A day after granting Most Favoured Nation (MFN) status to India, the Pakistan government on Thursday appeared to be playing to the gallery by being ambiguous on the issue.
The Foreign Office in Islamabad said the Cabinet had cleared a move for normalisation of bilateral trade relations that will “culminate” with MFN.
India had granted Pakistan MFN status way back in 1996 but Islamabad had so far held out on reciprocating due to opposition from some trade lobbies and religious and hardline political parties which contended that such a move would harm the country’s stand on the Kashmir issue.
At the weekly news conference, Foreign Office spokesperson Tehmina Janjua gave the government’s position when she was asked about the confusion surrounding the move to grant India MFN status.
“The Cabinet fully endorsed the efforts of the Ministry of Commerce for complete normalisation of trade relations (with India) and directed to implement in letter and spirit the decisions taken in this regard,” she said.

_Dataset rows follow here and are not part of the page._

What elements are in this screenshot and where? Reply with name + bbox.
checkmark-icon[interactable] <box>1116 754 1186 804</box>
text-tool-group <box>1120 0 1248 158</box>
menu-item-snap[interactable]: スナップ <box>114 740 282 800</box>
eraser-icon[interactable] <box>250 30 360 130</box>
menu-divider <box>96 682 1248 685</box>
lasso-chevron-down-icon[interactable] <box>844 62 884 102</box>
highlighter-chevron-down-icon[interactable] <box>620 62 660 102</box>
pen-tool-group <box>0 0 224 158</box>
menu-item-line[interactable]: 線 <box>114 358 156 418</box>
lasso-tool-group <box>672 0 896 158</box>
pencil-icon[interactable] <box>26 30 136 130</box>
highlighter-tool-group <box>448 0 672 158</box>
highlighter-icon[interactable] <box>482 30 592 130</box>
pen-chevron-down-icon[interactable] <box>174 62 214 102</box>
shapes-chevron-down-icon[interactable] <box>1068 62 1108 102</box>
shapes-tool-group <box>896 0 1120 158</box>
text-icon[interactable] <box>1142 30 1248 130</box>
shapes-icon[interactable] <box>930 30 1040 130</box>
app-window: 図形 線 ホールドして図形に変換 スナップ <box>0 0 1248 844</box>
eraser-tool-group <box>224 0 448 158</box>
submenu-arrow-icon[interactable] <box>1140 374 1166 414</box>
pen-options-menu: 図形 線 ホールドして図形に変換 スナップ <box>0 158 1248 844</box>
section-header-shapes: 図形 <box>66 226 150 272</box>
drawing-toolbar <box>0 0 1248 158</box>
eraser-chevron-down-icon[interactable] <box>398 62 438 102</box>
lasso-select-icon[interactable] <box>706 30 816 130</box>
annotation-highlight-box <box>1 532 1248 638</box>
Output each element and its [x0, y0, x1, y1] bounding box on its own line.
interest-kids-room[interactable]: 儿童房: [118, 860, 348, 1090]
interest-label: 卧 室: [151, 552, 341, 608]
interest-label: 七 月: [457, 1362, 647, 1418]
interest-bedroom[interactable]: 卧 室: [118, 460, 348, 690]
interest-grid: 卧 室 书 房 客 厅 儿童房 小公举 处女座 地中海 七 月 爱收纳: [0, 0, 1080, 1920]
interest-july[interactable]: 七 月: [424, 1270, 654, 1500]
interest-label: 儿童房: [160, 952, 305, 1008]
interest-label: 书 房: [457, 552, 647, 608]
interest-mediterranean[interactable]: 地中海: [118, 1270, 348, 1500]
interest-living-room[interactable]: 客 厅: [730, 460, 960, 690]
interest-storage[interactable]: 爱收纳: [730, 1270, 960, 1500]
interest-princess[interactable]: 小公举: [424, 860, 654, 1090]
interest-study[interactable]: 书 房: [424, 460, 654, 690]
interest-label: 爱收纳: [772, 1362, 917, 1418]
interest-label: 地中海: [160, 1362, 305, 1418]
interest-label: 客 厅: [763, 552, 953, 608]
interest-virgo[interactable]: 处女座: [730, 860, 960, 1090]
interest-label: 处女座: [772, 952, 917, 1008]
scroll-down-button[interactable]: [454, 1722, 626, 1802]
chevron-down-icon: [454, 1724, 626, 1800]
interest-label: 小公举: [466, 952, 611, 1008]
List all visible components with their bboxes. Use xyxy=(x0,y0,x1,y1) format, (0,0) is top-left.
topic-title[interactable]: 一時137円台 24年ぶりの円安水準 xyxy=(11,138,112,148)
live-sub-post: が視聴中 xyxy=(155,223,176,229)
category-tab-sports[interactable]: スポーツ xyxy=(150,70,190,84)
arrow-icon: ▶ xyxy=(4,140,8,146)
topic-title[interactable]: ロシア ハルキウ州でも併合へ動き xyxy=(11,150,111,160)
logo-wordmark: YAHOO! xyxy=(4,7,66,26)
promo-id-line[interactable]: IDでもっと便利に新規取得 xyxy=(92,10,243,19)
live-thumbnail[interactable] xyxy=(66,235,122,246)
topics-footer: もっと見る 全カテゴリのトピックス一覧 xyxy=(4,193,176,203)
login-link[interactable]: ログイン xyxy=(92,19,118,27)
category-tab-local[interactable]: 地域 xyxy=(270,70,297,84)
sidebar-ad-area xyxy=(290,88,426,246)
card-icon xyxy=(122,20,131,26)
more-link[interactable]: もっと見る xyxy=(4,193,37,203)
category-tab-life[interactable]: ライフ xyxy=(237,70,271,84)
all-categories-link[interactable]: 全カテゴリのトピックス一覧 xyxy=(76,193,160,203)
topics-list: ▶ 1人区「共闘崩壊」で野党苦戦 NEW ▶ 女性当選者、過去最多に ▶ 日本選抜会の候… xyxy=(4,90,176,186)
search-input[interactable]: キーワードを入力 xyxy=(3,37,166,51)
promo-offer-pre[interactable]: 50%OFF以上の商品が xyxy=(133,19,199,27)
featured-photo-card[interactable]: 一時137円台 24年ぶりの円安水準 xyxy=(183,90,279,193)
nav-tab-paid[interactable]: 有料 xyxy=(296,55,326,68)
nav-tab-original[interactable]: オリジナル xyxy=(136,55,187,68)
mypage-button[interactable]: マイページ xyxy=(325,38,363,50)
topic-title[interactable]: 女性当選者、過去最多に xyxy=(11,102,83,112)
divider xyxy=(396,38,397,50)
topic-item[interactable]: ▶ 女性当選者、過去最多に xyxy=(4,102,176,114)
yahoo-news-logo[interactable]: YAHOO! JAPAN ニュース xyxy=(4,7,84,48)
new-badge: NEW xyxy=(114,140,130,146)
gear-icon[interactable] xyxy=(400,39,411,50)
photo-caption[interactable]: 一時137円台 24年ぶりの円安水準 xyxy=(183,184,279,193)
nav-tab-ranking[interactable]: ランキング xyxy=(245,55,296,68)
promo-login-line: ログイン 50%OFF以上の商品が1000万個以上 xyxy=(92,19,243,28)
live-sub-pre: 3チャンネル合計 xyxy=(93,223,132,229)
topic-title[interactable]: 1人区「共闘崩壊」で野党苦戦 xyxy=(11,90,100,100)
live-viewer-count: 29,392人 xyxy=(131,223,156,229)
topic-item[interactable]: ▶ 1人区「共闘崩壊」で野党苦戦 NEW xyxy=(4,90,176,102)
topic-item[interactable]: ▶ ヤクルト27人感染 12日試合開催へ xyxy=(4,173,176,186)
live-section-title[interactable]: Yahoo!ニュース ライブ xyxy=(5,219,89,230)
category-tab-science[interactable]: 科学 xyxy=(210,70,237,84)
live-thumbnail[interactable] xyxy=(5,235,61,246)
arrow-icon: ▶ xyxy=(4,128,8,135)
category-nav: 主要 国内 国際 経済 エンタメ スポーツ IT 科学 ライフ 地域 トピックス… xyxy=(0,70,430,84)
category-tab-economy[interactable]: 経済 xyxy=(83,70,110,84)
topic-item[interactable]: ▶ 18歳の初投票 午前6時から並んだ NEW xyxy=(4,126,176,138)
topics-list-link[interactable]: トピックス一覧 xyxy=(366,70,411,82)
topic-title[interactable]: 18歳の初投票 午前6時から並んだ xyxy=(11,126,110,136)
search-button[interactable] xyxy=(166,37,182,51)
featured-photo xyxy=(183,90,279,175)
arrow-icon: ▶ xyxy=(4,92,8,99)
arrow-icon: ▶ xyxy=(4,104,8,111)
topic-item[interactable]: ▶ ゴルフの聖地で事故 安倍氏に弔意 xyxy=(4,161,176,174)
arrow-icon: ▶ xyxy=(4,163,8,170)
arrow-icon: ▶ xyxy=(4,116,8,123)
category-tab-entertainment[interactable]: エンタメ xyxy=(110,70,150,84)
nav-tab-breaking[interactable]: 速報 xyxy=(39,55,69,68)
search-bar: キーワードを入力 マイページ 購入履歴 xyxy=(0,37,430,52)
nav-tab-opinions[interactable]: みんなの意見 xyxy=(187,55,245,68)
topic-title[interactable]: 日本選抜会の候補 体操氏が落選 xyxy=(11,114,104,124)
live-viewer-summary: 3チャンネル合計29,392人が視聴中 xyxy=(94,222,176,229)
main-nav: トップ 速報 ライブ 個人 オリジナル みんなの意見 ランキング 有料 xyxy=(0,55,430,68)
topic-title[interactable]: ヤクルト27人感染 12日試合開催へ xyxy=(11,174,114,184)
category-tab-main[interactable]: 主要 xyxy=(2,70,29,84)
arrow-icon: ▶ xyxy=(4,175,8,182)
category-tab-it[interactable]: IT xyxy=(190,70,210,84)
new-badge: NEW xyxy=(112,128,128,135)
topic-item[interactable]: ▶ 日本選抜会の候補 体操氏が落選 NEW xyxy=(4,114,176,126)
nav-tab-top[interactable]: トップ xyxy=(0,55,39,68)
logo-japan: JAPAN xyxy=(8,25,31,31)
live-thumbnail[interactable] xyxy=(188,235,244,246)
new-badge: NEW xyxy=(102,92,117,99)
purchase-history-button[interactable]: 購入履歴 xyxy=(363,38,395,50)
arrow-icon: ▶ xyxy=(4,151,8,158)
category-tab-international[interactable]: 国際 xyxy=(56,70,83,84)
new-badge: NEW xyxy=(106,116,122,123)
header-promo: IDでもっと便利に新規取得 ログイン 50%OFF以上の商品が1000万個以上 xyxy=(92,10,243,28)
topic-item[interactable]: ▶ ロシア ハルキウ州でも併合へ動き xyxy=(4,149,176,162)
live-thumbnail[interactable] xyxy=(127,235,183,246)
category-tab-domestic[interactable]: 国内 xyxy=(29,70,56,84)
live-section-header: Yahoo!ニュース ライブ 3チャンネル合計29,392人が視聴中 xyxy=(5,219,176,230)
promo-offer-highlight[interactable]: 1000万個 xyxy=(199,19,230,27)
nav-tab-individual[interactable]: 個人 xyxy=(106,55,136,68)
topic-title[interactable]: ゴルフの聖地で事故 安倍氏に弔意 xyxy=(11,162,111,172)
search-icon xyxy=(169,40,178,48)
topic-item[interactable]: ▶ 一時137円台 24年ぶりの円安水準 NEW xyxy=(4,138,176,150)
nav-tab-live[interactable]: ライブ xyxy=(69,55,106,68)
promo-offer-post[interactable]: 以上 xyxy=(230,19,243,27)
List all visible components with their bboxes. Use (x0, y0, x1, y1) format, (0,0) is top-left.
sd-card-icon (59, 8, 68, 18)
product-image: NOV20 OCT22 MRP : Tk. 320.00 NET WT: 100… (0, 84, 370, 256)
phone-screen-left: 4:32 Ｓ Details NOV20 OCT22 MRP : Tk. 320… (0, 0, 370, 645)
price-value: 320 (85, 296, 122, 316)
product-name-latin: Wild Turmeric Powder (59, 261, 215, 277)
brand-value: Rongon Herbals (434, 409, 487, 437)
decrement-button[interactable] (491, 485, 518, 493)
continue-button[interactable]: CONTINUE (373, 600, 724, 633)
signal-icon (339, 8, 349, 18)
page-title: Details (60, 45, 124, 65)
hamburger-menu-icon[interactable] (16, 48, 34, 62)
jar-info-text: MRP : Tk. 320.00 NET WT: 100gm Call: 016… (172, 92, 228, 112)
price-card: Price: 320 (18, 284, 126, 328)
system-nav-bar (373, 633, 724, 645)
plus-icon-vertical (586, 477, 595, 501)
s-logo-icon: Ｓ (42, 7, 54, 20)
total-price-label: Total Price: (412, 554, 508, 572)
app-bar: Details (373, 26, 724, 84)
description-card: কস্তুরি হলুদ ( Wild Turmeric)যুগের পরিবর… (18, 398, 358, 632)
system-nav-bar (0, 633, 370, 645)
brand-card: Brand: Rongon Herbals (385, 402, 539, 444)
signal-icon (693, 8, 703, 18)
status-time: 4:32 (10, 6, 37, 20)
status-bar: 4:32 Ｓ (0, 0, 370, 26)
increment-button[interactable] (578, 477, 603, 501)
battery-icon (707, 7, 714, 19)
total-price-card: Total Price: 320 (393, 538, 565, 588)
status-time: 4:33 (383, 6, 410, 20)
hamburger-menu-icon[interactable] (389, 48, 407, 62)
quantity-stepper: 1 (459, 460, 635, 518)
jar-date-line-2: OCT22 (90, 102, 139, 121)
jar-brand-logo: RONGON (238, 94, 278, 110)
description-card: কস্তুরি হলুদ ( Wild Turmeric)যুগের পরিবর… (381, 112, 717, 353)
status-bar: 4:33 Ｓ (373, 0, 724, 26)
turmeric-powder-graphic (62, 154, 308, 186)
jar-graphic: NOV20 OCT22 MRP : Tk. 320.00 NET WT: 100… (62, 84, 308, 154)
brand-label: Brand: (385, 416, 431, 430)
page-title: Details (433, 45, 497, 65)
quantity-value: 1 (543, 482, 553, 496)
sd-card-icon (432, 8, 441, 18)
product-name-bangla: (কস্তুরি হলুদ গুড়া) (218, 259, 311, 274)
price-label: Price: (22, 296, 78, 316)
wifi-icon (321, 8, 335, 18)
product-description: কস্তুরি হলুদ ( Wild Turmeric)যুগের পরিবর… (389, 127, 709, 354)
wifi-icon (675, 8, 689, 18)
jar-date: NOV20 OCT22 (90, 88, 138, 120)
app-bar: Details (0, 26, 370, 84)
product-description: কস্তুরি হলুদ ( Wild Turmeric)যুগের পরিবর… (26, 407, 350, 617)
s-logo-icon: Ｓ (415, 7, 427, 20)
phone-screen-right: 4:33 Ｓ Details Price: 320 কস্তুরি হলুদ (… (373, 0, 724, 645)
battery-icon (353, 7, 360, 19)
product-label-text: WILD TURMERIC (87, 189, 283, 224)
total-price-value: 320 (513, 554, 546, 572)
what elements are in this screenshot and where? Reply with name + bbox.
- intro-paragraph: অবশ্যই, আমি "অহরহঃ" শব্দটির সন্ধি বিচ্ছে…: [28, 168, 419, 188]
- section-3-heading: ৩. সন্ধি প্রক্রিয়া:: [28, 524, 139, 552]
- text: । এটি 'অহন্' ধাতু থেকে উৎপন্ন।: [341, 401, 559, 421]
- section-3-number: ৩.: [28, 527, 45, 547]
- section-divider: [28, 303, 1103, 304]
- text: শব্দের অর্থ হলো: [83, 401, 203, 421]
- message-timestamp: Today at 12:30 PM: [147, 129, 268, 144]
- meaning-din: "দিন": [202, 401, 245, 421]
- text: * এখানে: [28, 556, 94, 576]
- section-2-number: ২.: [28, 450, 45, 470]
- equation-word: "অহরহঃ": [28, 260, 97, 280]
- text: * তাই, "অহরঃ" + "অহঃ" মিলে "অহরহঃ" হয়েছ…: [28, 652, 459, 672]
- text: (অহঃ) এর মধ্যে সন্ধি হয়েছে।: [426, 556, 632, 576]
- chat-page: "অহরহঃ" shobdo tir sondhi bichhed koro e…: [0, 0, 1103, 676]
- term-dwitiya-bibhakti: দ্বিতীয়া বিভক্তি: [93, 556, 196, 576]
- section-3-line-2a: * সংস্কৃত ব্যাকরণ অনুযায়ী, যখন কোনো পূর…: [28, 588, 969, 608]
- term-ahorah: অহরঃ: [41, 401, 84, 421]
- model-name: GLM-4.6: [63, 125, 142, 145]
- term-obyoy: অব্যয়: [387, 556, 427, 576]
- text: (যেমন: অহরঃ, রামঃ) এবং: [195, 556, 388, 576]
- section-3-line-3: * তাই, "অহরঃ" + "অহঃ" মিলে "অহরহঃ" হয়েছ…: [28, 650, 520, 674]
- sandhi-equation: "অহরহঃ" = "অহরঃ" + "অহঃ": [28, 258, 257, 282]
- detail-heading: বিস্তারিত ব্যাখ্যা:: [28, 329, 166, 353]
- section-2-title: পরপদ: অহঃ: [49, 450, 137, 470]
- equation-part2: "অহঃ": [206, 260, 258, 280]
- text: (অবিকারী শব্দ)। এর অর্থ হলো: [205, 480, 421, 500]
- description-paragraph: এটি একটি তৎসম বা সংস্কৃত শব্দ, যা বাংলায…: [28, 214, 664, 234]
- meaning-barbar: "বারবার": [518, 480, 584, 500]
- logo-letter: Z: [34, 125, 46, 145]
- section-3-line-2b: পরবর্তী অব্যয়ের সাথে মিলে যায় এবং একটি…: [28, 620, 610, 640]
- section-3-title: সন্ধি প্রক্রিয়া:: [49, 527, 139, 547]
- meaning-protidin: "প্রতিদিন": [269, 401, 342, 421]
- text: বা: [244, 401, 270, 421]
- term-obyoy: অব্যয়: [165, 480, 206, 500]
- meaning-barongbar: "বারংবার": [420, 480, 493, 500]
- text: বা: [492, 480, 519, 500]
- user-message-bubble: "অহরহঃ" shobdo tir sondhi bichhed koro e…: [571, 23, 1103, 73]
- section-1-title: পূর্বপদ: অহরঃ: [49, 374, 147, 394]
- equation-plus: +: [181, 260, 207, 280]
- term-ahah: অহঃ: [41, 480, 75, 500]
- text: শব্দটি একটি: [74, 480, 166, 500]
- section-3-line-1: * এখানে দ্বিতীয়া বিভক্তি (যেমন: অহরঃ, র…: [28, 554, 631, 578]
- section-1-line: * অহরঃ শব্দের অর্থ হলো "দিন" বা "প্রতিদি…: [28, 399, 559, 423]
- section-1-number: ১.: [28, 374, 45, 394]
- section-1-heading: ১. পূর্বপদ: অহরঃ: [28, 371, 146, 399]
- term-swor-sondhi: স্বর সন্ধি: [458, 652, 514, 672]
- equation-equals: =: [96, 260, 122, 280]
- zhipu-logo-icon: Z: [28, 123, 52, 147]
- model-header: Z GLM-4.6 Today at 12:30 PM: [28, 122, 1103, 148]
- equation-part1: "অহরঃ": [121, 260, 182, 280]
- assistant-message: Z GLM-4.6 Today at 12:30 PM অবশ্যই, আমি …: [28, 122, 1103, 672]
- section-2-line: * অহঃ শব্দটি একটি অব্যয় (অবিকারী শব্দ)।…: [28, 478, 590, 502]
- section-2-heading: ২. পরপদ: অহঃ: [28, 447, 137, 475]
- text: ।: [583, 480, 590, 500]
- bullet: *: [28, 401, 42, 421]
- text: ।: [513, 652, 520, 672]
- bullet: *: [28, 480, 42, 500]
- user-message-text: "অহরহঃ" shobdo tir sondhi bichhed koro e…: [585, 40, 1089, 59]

The Cabinet gave the Commerce Ministry the “mandate to take the process of normalisation forward, which would culminate in the observance of Most Favoured Nation principle in its true spirit”, Ms. Janjua said, reading from a statement issued by the Commerce Ministry.
Hours before today’s news briefing at the Foreign Office, the Commerce Ministry’s statement was removed from the Press Information Department’s website.
When this was pointed out to Ms. Janjua by reporters, she insisted that the statement reflected the government’s stance.
Pakistan Information Minister Firdous Ashiq Awan yesterday announced that the federal Cabinet had unanimously approved a proposal to give India MFN status.
Two other statements on the Press Information Department’s website, however, merely said the Cabinet had cleared a proposal for “normalisation of trade relations” with India.
These statements were in marked contrast to Mr. Awan’s announcement.
Significantly, Mr. Awan had announced that all stakeholders, including the powerful military, were “on board” for the move to give India MFN status.